Longtime Oakland County, Mich., CIO Phil Bertolini has retired from his role as deputy county executive and CIO after 31 years in service of the regional government.
Bertolini made the announcement Friday morning via Twitter, where he thanked his team for their “incredible work for our citizens.” He started his career in local government as an entry-level property appraiser in 1988, eventually working his way up to CIO in 2001, where he oversaw more than 150 employees serving about 1.2 million residents. His last day is Aug. 30.
Today I officially retire from Oakland County after 31 years and I want to thank the amazing team for the many years of incredible work for our citizens. I will miss you all!— Phil Bertolini (@PhilBertolini) August 30, 2019
During his tenure, the county weathered the economic downturn in Michigan by deploying cost-saving technologies, such as a government cloud. He even approached software vendors for partnerships with Oakland County, where products purchased by local governments would be hosted on the county’s cloud.

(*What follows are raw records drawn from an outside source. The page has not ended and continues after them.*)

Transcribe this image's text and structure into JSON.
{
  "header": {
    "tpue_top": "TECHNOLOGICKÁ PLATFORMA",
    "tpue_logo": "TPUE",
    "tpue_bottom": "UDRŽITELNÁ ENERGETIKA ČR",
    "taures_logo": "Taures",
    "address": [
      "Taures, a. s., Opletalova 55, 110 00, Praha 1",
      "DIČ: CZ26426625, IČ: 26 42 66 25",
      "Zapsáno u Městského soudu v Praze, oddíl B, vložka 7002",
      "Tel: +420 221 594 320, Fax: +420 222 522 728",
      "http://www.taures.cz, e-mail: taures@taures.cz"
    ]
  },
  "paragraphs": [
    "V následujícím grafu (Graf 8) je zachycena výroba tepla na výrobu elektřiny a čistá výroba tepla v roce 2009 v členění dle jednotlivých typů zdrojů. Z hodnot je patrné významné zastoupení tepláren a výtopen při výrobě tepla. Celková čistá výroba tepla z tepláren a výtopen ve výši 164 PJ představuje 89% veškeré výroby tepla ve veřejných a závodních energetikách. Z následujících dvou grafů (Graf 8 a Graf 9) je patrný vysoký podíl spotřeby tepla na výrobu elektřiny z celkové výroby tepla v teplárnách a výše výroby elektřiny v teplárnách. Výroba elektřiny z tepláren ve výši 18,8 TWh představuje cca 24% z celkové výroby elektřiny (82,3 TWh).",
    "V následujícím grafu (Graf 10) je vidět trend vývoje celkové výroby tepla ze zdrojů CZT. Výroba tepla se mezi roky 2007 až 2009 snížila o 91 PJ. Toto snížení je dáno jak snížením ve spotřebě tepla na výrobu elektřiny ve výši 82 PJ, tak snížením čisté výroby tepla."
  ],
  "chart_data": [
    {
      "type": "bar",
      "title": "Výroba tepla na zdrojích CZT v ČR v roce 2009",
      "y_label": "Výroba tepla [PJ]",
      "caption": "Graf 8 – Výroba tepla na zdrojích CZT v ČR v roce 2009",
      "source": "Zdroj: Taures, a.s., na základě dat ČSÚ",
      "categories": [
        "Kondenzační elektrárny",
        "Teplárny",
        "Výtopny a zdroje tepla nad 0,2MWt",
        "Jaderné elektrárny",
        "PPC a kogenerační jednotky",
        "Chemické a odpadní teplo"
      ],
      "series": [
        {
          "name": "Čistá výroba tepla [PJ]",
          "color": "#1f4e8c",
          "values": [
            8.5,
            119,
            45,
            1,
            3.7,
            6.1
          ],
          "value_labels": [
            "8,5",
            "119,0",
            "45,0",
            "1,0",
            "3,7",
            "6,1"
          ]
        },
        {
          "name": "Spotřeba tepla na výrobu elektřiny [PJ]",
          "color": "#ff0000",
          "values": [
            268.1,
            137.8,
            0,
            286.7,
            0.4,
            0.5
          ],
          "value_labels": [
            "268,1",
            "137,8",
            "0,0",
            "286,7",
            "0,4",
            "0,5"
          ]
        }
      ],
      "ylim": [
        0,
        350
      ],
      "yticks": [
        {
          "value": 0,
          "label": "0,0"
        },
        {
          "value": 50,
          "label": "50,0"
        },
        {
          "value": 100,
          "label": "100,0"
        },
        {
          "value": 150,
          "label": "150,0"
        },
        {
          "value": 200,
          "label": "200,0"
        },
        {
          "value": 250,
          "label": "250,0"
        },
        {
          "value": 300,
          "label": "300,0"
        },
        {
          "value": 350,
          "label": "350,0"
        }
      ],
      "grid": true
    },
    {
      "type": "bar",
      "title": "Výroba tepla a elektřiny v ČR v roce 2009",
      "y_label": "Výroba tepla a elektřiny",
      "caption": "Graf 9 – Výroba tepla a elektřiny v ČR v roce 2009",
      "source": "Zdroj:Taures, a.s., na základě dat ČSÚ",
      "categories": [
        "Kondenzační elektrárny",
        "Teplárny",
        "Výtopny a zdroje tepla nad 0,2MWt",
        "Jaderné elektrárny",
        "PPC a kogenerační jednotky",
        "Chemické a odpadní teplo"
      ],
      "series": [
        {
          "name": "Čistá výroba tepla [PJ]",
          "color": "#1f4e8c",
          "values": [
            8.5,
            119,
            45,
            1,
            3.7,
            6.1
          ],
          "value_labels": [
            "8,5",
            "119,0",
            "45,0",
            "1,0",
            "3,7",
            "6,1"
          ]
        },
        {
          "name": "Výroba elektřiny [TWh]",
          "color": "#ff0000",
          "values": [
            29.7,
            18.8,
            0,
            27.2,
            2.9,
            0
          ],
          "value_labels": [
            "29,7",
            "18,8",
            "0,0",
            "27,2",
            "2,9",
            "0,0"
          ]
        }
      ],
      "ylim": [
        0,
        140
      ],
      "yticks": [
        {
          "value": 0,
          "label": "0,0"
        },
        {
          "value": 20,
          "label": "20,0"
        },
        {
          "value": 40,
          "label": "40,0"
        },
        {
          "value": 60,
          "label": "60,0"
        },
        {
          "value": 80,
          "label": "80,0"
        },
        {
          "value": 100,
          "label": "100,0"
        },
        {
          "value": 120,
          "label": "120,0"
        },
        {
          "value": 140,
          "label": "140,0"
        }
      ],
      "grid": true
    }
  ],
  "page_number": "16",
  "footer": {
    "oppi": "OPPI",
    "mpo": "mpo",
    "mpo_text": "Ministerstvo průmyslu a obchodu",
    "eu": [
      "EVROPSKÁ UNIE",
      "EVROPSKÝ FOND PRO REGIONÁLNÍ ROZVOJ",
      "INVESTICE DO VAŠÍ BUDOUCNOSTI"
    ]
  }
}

As the recession continued, his idea expanded into what is now the G2G Marketplace, a portal offering solutions from approved vendors to government agencies. The goal was to provide agencies with a simple way to research, purchase and implement technology and services. The purchasing and licensing processes were boiled down to pre-negotiated blanket agreements.
“The small towns in Michigan don’t have the resources or the money, but we are large and have the capabilities,” Bertolini said of the G2G Marketplace. “I look at assisting the smaller governments as part of our mission.”
Reflecting upon how the recession impacted IT, Bertolini told Government Technology in 2012 that the deployment of cost-saving innovations with a high-yield result is the way IT shops will operate and continue to evolve.
“I think we’ve gone too far to go back,” he said. “We’ve shifted the way we do business so much, and we’ve put efficiencies into the process, that to go back just wouldn’t make sense.”